Marcone pisó la cancha, comenzó a dar directivas, a realizar sus quites estéticos y a demostrar todo su buen manejo de pelota para meterse en el bolsillo a su nueva gente: la gente de Boca. Y el N°5 no es un puesto más para la identidad de este club. Allí hay que ser termómetro. Hay que meter, hay que mostrar. Iván llegó para cumplir con todas las funciones. Es un volante mixto. Es un jugador versátil . Tan versátil que cuando le dieron a elegir un entrenador, él eligió a Jorge Almirón y a Gustavo Alfaro, dos entrenadores con dos pensamientos totalmente antagónicos sobre cómo jugar al fútbol. Porque Iván la rompió con ellos dos. Porque se acomoda a las circunstancias y es funcional. Porque elige ganar como sea a jugar bien.

Tan versátil como posicional . Se mete entre los centrales para ser salida y dársela a los que mejor la manejan, pero también es el líder de la recuperación y del retroceso ordenado. Tan versátil que lidera las principales estadísticas del Xeneize en la Libertadores . Es el que más veces recuperó la pelota (78), el que más tackles ganó (20), el que más pases dio (467) y el que más veces entregó correctamente la bola (416).

Un futbolista claro, que no quiere copiar a nadie. Su ídolo era Ronaldo, el brasileño. Pero él bromea con que no lo podía imitar porque se iba a lesionar si intentaba hacer su magia. En su posición admira a Sergio Busquets, lógicamente. También mira a Casemiro, de características totalmente diferentes. Miró muchos videos de Claudio Marangoni, un volante mixto, elegante, que jugaba solo en el centro. Que jugó en Independiente y en Boca.

Desde siempre se supo que el volante central mantiene un fanatismo por Independiente, pero no importó en el club. En su primera entrevista le preguntaron por el Rojo. Respiró hondo. Cambió la cara. Se puso serio. Pensó la respuesta dos veces. Quizás, tres. Él ya sabía que esa pregunta iba a llegar. Ya tenía la contestación en mente, no quería equivocarse. Aclaró que debe ser respetuoso: lo más importante es Boca por el “esfuerzo” que hizo por quedarse con él. Y no se desespera por mezclar su fanatismo con el profesionalismo, por vestir esa otra camiseta.

El futbolista va escribiendo su propia historia en Boca a base de esfuerzo, concentración y trabajo. No hay carisma, no hay frases fuertes, no hay trucos.
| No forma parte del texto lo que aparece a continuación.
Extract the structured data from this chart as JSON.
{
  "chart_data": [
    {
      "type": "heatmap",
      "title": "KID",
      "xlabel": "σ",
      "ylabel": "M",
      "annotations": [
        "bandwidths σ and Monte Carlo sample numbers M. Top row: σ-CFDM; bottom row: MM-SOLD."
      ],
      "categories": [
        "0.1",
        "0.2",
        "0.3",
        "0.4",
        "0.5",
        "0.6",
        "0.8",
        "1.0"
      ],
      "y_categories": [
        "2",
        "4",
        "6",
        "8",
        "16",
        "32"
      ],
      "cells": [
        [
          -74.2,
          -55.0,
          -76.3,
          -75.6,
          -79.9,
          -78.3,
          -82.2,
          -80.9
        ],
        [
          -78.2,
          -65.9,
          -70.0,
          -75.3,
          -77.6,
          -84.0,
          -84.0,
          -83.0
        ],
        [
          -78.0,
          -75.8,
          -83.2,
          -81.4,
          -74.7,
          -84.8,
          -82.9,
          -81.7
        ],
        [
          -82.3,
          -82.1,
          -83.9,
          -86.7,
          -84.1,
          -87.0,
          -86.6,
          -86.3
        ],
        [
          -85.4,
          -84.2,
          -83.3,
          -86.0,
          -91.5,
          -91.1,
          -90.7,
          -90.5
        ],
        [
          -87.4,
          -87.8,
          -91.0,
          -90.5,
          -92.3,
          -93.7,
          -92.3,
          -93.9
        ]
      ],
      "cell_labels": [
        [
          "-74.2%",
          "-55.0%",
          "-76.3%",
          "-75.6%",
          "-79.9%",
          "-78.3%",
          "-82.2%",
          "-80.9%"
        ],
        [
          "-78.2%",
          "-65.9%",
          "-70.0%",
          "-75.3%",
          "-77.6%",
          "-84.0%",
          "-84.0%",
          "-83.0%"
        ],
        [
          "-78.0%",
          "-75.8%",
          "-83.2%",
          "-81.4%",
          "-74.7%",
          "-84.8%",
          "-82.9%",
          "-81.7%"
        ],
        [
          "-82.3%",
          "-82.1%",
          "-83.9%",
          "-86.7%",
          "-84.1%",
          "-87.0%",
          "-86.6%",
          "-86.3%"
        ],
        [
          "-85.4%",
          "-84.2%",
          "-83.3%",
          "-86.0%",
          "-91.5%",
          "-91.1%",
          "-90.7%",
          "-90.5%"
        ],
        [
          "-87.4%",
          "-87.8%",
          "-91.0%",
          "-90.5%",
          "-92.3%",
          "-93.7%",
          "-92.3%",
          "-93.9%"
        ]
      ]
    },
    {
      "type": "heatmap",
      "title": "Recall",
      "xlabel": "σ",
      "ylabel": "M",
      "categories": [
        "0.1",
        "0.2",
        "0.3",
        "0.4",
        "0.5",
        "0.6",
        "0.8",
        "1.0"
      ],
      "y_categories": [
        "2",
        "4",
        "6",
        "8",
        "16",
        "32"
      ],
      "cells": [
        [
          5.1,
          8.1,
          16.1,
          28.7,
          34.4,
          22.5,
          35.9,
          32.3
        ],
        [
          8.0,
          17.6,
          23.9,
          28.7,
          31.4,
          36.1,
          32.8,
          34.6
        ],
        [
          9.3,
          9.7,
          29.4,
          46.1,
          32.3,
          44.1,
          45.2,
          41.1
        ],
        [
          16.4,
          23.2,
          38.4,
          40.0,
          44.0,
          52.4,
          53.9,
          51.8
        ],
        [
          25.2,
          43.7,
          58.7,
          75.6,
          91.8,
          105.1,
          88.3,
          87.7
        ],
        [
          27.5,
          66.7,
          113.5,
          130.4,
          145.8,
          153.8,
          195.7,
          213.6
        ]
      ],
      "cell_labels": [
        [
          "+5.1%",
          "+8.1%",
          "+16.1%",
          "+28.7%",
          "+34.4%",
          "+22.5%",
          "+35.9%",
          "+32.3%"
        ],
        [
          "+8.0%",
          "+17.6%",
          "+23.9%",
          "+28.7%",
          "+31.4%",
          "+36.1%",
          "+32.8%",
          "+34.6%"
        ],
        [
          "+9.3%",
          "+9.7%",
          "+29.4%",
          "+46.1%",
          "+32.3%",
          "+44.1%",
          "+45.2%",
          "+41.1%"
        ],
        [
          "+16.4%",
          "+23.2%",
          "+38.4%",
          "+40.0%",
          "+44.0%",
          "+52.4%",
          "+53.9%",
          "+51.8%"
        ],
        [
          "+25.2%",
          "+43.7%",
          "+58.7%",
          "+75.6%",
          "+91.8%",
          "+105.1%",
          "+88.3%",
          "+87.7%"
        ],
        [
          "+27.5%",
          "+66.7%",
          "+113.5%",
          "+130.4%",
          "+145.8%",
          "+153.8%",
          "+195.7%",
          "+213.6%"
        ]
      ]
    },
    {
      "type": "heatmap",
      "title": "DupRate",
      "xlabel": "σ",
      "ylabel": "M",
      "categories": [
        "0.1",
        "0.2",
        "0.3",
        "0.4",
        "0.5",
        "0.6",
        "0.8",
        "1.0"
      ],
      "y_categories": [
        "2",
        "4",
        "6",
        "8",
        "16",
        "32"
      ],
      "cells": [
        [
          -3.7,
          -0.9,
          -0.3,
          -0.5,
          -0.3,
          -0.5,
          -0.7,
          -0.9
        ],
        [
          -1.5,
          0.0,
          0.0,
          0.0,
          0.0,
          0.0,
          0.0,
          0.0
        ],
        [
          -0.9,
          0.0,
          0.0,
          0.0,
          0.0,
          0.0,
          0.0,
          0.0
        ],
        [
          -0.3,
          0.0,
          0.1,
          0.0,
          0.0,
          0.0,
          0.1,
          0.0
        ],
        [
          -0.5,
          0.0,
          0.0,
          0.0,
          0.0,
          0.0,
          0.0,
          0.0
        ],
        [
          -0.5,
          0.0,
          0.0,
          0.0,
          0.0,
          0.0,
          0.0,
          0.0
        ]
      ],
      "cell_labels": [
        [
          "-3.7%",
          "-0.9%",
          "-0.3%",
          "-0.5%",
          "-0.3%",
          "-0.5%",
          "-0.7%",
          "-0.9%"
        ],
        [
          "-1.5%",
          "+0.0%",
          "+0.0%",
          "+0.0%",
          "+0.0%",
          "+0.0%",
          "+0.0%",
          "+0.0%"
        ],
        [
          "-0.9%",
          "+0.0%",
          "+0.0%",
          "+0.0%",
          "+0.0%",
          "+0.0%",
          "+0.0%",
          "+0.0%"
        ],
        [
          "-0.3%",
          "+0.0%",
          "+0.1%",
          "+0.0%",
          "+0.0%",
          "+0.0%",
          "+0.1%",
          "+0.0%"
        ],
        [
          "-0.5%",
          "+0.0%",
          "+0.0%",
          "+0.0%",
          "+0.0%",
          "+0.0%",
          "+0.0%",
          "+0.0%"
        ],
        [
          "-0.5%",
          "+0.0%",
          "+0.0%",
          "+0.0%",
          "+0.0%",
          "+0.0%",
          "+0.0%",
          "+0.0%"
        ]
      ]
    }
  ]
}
Pies sobre la tierra y claridad para que las luces no lo cambien. Porque realmente las luces, los flashes, no lo cambian. Siendo posicional , cumpliendo funciones tácticas . Siendo defensivo y la primera salida . Siendo el líder del equipo. Un líder silencioso fuera de la cancha. Porque dentro no lo es. Un capitán sin cinta. Un capitán de los espacios. De los espacios que cubrirá en ese retroceso. Un capitán del espacio, como él tiró en chiste, mostrando el recuerdo de su infancia, del conurbano bonaerense, el humor y su humildad. Y, de cierta manera, un líder de la identidad, aquello tan complejo y tan vital.